I've always been partial to the Double Decker Taco. How strong have you gotten NDTP?
Started typing this as another response in a different thread, and thought I'd put it up here in case it might be a useful conversation.
I've been over-fat most of my life.
In 2019 I dropped 35 lbs in about 7 weeks doing a Protein Sparing Modified Fast, not lifting. Basically less than 1,000 calories a day of as pure protein as possible. Worked like a charm, and it's not the first time I've made significant pushes like that. I can buckle down and shed fat. Problem is, I'm an all or nothing personality.
I am a GLUTTON. And if I'm not specifically dieting, then why not have a second cheeseburger?
So I started my NLP in January at 278, 5' 10", and while I'm doing my NLP, I'm also trying to kill that childish immaturity. I am focusing on getting 175g of protein per day, but other than that, I have no other nutrition targets. I have spent 2021 just making myself make better, more sane food choices. By God's grace, I think I'm changing. I can order fruit instead of fries without a big battle in my head. I don't go back for seconds, etc. Sometimes I still have to tell my wife, "you know what, I knew I was putting too much of that on my plate, I shouldn't have," but a lot less often than back in February.
In January (NLP start) my measurement at navel was 51 inches. I'm down to 48.5. My body weight has gone down a negligible 4 lbs to 273. Basically, despite not being super careful about it, I think I've proven what Rip wrote in the blue book about the effect of the program on "fat guys" to be absolutely correct. If I had buckled down hard with calorie counting, I've no doubt I'd be down 6 inches. So, by my own choice, I am technically [I]NDTP, nutritionally, but thus far my reasoning.
Now I've been told that I'm approaching intermediate on my press - my first lift to get there - and I assume others will follow in the next couple months. I will get my hands on Practical Programming ASAP, and start reading up on all that, but I suppose I've had in my head that somewhere around then, I need to seriously consider bringing in conditioning and getting more intentional about my macros, etc. So in my head, that time is approaching, but not quite yet.
One day, something is going to happen - I'll get injured or something - and I won't be able to lift for awhile. I'll just be sitting around, pondering the way the Baja sauce drips off a Taco Bell Cheesy Gordita Crunch. Come that day, I want to have already killed this little imp in my head.
So, I will soon read Practical Programming, and follow whatever advice I find in there for us fat guys - because I will still definitely have some fat to shed. But in the meantime, I thought this might be a helpful conversation.
Input, and correction welcome.
I've always been partial to the Double Decker Taco. How strong have you gotten NDTP?
That stuff is crack, man! :-)
Started January 4 (It is NOT a new year's resolution)
Squat: 105 to 305 (reset down to 275 last week because I was dive-bombing the descent badly)

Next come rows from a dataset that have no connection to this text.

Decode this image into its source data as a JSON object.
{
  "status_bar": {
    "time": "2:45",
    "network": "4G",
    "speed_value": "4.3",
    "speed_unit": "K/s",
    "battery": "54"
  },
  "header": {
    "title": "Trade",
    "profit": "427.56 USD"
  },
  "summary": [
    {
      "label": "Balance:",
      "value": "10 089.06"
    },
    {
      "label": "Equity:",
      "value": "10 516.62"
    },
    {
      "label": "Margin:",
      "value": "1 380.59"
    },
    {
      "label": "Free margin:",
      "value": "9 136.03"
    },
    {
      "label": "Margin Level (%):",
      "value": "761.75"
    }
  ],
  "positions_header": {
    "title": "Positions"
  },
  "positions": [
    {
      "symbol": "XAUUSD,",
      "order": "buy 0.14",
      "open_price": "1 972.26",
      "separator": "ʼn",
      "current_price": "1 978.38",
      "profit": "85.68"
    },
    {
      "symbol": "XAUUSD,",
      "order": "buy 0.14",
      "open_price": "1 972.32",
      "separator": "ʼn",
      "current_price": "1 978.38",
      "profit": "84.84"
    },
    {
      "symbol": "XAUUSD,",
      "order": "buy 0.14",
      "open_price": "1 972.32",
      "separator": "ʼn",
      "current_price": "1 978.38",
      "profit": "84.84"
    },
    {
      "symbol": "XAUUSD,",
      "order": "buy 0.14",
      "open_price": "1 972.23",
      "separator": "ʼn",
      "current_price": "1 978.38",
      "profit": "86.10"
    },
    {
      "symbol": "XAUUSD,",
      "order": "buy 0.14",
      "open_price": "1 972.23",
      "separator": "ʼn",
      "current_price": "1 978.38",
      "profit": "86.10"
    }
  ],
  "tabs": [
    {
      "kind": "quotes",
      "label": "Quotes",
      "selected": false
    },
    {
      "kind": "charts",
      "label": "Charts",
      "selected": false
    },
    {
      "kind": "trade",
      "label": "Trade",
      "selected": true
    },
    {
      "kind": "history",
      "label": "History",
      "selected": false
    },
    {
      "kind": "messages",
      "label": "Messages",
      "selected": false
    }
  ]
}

Deadlift: 165 to 340 (I'm told should be further, I got corrected on the boards for starting to alternate my DL too early)
Press: 65 to 136
Bench: 105 to 210
I have found Fairlife Skim milk to be helping me lose weight. My problem has always been the add ons when eating protein. I guess lean protein shakes accomplish the same thing but they feel like more of a chore than drinking milk. So with the fairlife I'm getting relatively clean protein and no fat. Also, while its expensive "milk" it's a cheaper alternative to a protein shake. Down 8 lbs in a month with a ways to go.
At 5’10’’ and your body weight, once you get your deadlift up by another 30 pounds, you will start slimming up. It’s the weirdest thing in the world. I thought Robert’s notion of the body recomposing was far fetched, but as it turns out, he’s right about that one too.
Sounds like your issue isn't in the specifics of losing weight, but in fact all in your head. As someone who used to not give a fuck at all about what he ate for the sake of nutrition until 2-3 years ago, I've found a really good way to look at things is that you are ALWAYS on a diet. Being "on a diet" means you are eating with a goal in mind. Your eating should always center on a goal. If you just let your impulses guide eating when you are not deliberately losing weight, they will fuck you over. Modern foods can trick the hell out of those impulses and lead you to eat way more than you should.
People do not appreciate how much the deadlift develops the upper body. Pretty much hits everything except the pecs.
I had to think about this. Mr. T, Hulk Hogan, Losing and Coming Back. Pretty good combination. First two were better written though. 3 was Good Bad. What in the hell happened to Good Bad?